Von den Häuserwäschern zum Allround-Dienstleister

Die Anfänge der Gebäudereinigung lassen sich bis ins Mittelalter zurückverfolgen. Die damaligen Wand- und Wagenwäscher zogen mit Pferdewagen durch die Lande, bepackt mit Leitern, Bürsten, Besen, Wasser- und Sandkübeln. Der erste Frankfurter Gebäudereiniger war Ernst Schröder, der auf seiner Wanderschaft 1883 hierher gelangte. Er reinigte Erker- und Schaufensterscheiben "im Abonnement". Mit der Gründung weiterer Firmen (August Rüger, Glas- und Gebäudereinigungsinstitut Germania, Müller, Rosenstein, Reuß, J. Rüger, Weinrich, H. Schmidt, Dübe, Kubbe, L. Ehrmann, H. Klein, Schröder, Wirsing, Schittlohr und Michels) kam auch der echte Konkurrenzkampf auf. Um den existenzbedrohenden Preiskämpfen Einhalt gebieten zu können, gründete man 1924 die "freie Innung Frankfurt". Die Innung entwickelte sich prächtig. Beim 60-jährigen Bestehen 1984 gehörten ihr schon 95 Betriebe an. 1988 kam es unter der Regie des Frankfurter Reinigungsunternehmers Hans Berthold und des Wiesbadener Obermeisters Gregor Eiserloh zum Zusammenschluß mit der Wiesbadener Innung. 1990 reihte sich noch die Kasseler Innung ein und es entstand die heute noch bestehende hessische Landesinnung des Gebäudereiniger-Handwerks. Die Innung hat mittlerweile mehr als 250 Mitgliedsbetriebe, wobei auch heute noch der Schwerpunkt der hessischen Reinigungsunternehmen im Frankfurter Raum liegt.

Die Gebäudereinigung hat sich seither enorm weiterentwickelt. Neue Belagsarten kamen auf den Markt, für die neue Reinigungsverfahren entwickelt werden mußten, rationellere Reinigungsmethoden setzten sich durch, da man die Arbeit somit kostengünstiger ausführen konnte und nicht zu letzt wurden auch immer höhere Ansprüche an die Reinigung gestellt. In Krankenhäusern müssen beispielsweise umfangreiche Desinfektionsmaßnahmen durchgeführt werden, die gewährleisten, daß die immungeschwächten Patienten sich hier nicht noch mit weiteren Krankheiten infizieren. In der Computer-Chip-Industrie kommen spezielle fusselfreie Tücher und besondere Reinigungsmittel zum Einsatz. Der ganze Aufwand dient nur dem einen Zweck, zu verhindern, daß Staubpartikel in das Endprodukt, z.B. die Computer-Festplatte, gelangen, da schon ein Staubkorn zum Totalausfall führen kann.
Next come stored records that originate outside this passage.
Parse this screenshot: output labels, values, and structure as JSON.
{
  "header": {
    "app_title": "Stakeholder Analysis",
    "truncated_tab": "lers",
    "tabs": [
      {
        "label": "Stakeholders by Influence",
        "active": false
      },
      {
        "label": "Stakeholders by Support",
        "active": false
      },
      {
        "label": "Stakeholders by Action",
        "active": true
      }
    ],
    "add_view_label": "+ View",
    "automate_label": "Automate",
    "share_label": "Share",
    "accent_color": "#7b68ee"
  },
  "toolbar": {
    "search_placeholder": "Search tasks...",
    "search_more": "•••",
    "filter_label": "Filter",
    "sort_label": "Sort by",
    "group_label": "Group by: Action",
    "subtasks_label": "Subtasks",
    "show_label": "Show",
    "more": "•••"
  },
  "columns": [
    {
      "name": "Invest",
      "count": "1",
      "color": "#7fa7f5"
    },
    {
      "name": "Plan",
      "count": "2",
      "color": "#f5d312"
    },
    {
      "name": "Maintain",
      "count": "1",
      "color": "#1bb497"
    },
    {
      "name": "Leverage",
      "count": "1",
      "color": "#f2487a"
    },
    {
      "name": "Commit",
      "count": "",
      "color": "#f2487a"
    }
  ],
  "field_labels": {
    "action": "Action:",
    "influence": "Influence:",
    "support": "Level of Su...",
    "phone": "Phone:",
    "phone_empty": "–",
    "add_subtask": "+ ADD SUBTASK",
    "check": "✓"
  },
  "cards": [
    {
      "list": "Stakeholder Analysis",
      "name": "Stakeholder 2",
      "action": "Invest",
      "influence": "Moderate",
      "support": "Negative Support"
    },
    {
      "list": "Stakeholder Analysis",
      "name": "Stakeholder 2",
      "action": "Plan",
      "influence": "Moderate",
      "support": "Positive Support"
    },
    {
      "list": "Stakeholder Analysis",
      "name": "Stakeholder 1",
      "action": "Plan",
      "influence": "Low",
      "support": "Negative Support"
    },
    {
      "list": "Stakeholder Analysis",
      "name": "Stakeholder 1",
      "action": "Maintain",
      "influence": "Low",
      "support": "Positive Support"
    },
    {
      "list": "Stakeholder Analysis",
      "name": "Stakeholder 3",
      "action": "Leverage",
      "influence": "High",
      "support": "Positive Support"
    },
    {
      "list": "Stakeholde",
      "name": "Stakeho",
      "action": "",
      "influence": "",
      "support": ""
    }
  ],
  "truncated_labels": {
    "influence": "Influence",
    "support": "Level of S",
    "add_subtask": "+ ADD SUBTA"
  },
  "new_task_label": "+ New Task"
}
Die bundesweiten Aktivitäten der verschiedenen Innungen und Vereinigungen zeitigten schon 1934 Erfolge, als der Beruf zum Vollhandwerk erklärt wurde. Es konnte sich von nunan nur noch selbständig machen, wer "meisterliche Arbeit" anbot, also einen Meister beschäftigte. Zugleich begann man mit der Ausbildung von Gesellen, was im Laufe der Jahre immer wichtiger wurde, da ständig neue Reinigungsverfahren und Chemikalien hinzukamen und eine Gewährleistung für die fachgerechte Arbeit immer wichtiger wurde. Als Beispiel für die Wichtigkeit der Gewährleistung sei die Reinigung von Eloxalfassaden angeführt. Kommt hier das falsche Reinigungsmittel oder der falsche Pad zur Anwendung, so kann es zu erheblichen Schäden kommen. Das Gleiche gilt für die normale Unterhaltsreinigung, bei der sowohl die Bodenbeläge, wie auch eventuell in Zwischenschächten verlegte Leitungen beschädigt werden und enorme Schadensersatzansprüche verursachen können.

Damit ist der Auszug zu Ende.